Tu - Phising Quiz Google i tu - Phishing Stop - znajdziesz testy, które uwrażliwią i wytłumaczą, jak działa phising.

Ransomware - szyfruje zawartość dysku, dane, które są cenne dla użytkownika - zdjęcia, dokumenty, pliki z muzyką, a następnie zażądać okupu, jako nowe tło pulpitu z opisaną procedura, jak przekazać okup.

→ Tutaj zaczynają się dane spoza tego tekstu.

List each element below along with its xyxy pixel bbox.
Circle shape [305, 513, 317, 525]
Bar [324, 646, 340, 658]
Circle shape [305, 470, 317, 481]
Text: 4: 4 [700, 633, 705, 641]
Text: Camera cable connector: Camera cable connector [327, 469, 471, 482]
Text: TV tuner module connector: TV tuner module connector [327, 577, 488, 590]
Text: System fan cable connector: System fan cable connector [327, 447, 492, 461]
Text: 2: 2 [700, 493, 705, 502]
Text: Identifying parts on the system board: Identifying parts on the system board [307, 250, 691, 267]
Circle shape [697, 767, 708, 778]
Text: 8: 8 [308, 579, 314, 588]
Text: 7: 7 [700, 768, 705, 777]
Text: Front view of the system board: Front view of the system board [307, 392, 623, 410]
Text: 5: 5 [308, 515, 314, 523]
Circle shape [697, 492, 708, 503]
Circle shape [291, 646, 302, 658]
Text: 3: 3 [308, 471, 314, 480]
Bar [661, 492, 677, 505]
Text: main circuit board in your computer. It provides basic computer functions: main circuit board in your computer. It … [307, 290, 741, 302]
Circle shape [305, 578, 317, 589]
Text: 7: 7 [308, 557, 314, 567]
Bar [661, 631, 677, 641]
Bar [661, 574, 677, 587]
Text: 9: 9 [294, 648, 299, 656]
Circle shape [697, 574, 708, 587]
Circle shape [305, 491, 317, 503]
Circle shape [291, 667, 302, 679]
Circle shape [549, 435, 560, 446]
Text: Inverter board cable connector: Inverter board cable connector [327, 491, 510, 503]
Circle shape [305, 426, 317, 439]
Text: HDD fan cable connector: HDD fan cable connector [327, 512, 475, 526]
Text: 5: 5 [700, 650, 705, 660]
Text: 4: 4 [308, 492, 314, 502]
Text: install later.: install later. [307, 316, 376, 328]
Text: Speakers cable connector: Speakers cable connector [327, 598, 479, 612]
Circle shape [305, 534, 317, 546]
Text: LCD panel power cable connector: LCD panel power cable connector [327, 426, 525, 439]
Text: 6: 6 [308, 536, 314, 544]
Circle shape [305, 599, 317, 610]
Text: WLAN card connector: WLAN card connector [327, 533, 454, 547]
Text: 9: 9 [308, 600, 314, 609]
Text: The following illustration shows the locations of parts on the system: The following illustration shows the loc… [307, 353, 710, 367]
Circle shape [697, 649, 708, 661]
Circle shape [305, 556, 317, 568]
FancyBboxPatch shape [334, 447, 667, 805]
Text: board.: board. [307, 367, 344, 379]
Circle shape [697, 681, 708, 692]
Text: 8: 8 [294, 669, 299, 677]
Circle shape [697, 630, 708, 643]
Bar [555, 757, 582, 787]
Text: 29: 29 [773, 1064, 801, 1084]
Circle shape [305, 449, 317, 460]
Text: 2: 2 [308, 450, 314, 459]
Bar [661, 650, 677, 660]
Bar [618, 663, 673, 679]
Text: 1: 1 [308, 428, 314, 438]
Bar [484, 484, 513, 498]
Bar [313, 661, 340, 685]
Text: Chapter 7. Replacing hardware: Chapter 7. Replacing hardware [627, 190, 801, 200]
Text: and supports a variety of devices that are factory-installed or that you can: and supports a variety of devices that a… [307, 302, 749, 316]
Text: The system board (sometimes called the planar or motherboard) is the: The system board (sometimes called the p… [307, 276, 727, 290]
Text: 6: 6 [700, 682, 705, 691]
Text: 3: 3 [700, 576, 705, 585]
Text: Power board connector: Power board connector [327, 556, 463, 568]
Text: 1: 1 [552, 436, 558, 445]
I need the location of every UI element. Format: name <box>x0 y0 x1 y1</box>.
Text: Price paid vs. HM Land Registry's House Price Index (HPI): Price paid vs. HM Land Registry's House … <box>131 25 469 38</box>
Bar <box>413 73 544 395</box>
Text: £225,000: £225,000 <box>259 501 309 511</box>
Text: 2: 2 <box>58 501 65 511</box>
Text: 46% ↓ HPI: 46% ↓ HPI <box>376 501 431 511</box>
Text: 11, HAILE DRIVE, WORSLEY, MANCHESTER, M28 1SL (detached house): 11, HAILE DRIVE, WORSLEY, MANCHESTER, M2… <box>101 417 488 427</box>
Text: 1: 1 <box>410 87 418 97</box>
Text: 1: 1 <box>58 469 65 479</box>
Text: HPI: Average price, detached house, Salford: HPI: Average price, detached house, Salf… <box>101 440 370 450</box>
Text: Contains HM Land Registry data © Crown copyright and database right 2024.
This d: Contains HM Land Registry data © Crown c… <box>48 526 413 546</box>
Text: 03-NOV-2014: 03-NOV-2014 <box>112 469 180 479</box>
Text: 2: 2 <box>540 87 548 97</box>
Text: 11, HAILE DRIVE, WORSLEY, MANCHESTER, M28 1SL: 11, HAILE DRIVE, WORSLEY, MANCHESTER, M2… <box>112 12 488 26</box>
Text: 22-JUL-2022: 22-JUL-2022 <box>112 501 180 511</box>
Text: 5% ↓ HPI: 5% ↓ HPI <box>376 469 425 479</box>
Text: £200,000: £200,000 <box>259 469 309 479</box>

Koń trojański - doklejany jest do gier czy oprogramowań, który użytkownicy pobierają z nielegalnych źródeł - chomik, torrenty. W momencie uruchomienia osoba, która stworzyła oprogramowanie, ma wgląd w nasz komputer, może przejrzeć wszystkie pliki, hasła, loginy, skany dowodów, jeśli przechowujemy na dysku. Nie ma określonego celu, ale daje duże możliwości przestępcom, może nas szantażować albo próbować przejąć nasze konta mailowe i te założone na innych serwisach.

Najlepsza rada z najlepszych - ustaw hasła bezpieczeństwa do płatności internetowych. Za każdym razem, gdy na stronie, którą przegląda twoje dziecko, pojawi się formularz lub przekierowanie do strony bankowej, będziesz wiedział, czy płacić.

Chcesz wiedzieć więcej? Polecam serdecznie te podcasty: bezpieczny.blog i security.szurek.pl. W przystępny sposób tłumaczą jak chronić swoje dany i stworzyć wirusoodporny komputer. Na dyzurnet.pl możesz zgłosić nielegalne treści, które cię zaniepokoją.